Hi, can somebody explain what is wrong?? In the markdown cell, it is written that text can be accessed using row[1] and labels can be accessed using row[0] but when I’m coding it, it’s resulting in an index error
If you’re iterating on reader, how many rows of data from the file are you getting for each iteration?
I don’t know because I don’t understand the documentation of this whole function of csv_reader
The error is thrown when it calls remove_stopword(row[1]).
Have you reviewed what param are you passing to remove_stopword? what is the value of row[1]? what is remove_stopword expecting what is the dataset used in remove_stopword and see if row[1] makes sense for that dataset?
That is what I would start doing.
csv.reader(csvfile, dialect=‘excel’, **fmtparams )¶
Return a reader object which will iterate over lines in the given csvfile.
Each row read from the csv file is returned as a list of strings.
I still don’t fully understand it. What I have gathered is, that the first word of the csv file is ‘label’ and all the other data is ‘text’, and the csv.reader function basically returns each line in the form of a list. Am I correct up until now? If I am, how do I access each line to separate label and text, and then apply the stopword function on text ?
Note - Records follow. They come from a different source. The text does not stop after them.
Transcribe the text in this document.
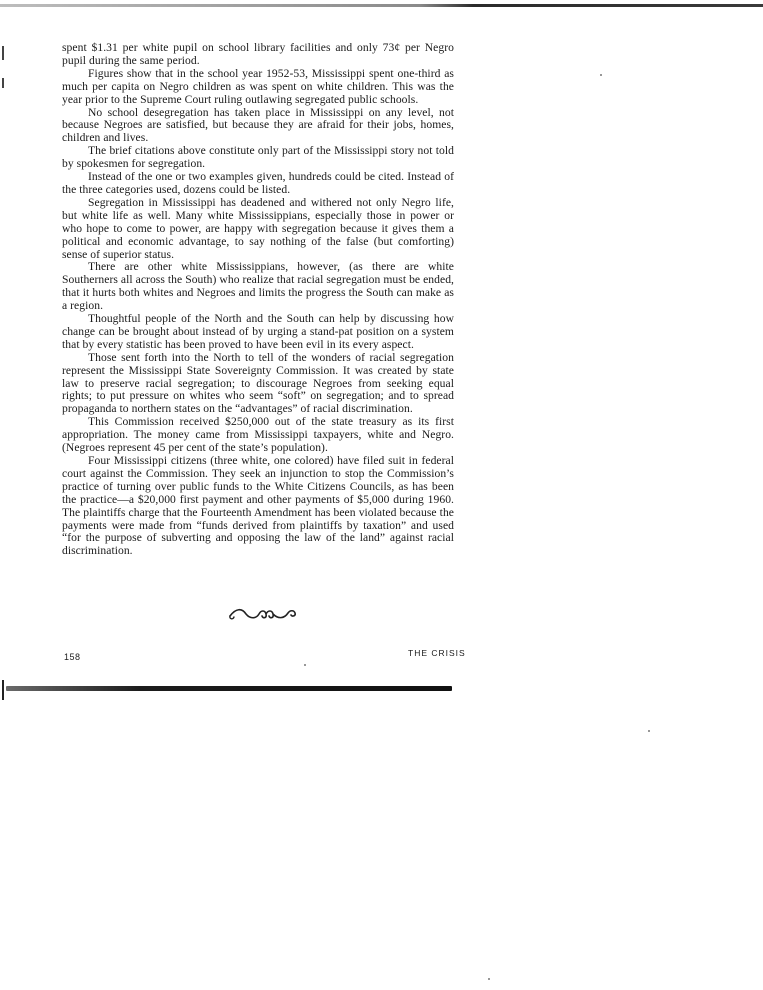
spent $1.31 per white pupil on school library facilities and only 73¢ per Negro pupil during the same period.

Figures show that in the school year 1952-53, Mississippi spent one-third as much per capita on Negro children as was spent on white children. This was the year prior to the Supreme Court ruling outlawing segregated public schools.

No school desegregation has taken place in Mississippi on any level, not because Negroes are satisfied, but because they are afraid for their jobs, homes, children and lives.

The brief citations above constitute only part of the Mississippi story not told by spokesmen for segregation.

Instead of the one or two examples given, hundreds could be cited. Instead of the three categories used, dozens could be listed.

Segregation in Mississippi has deadened and withered not only Negro life, but white life as well. Many white Mississippians, especially those in power or who hope to come to power, are happy with segregation because it gives them a political and economic advantage, to say nothing of the false (but comforting) sense of superior status.

There are other white Mississippians, however, (as there are white Southerners all across the South) who realize that racial segregation must be ended, that it hurts both whites and Negroes and limits the progress the South can make as a region.

Thoughtful people of the North and the South can help by discussing how change can be brought about instead of by urging a stand-pat position on a system that by every statistic has been proved to have been evil in its every aspect.

Those sent forth into the North to tell of the wonders of racial segregation represent the Mississippi State Sovereignty Commission. It was created by state law to preserve racial segregation; to discourage Negroes from seeking equal rights; to put pressure on whites who seem “soft” on segregation; and to spread propaganda to northern states on the “advantages” of racial discrimination.

This Commission received $250,000 out of the state treasury as its first appropriation. The money came from Mississippi taxpayers, white and Negro. (Negroes represent 45 per cent of the state’s population).

Four Mississippi citizens (three white, one colored) have filed suit in federal court against the Commission. They seek an injunction to stop the Commission’s practice of turning over public funds to the White Citizens Councils, as has been the practice—a $20,000 first payment and other payments of $5,000 during 1960. The plaintiffs charge that the Fourteenth Amendment has been violated because the payments were made from “funds derived from plaintiffs by taxation” and used “for the purpose of subverting and opposing the law of the land” against racial discrimination.

158	THE CRISIS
It has worked now. I was making three mistakes:
- using the wrong delimeter
- not skipping the first line
- appending label after using stopword (I don’t know if it is a mistake or not, can you confirm?)
Yes, the first row is going to be the column headers/labels. Sometimes when reading a dot CSV you want these, but for different purposes than the rest of the data. Subsequent rows are the data, each carried as a list of strings, with one element of the list per CSV column. In this case, one string is the label, and the second string is the text. If you were using the wrong delimiter, you probably got a list of strings with a single element, which is why row[1] threw an exception.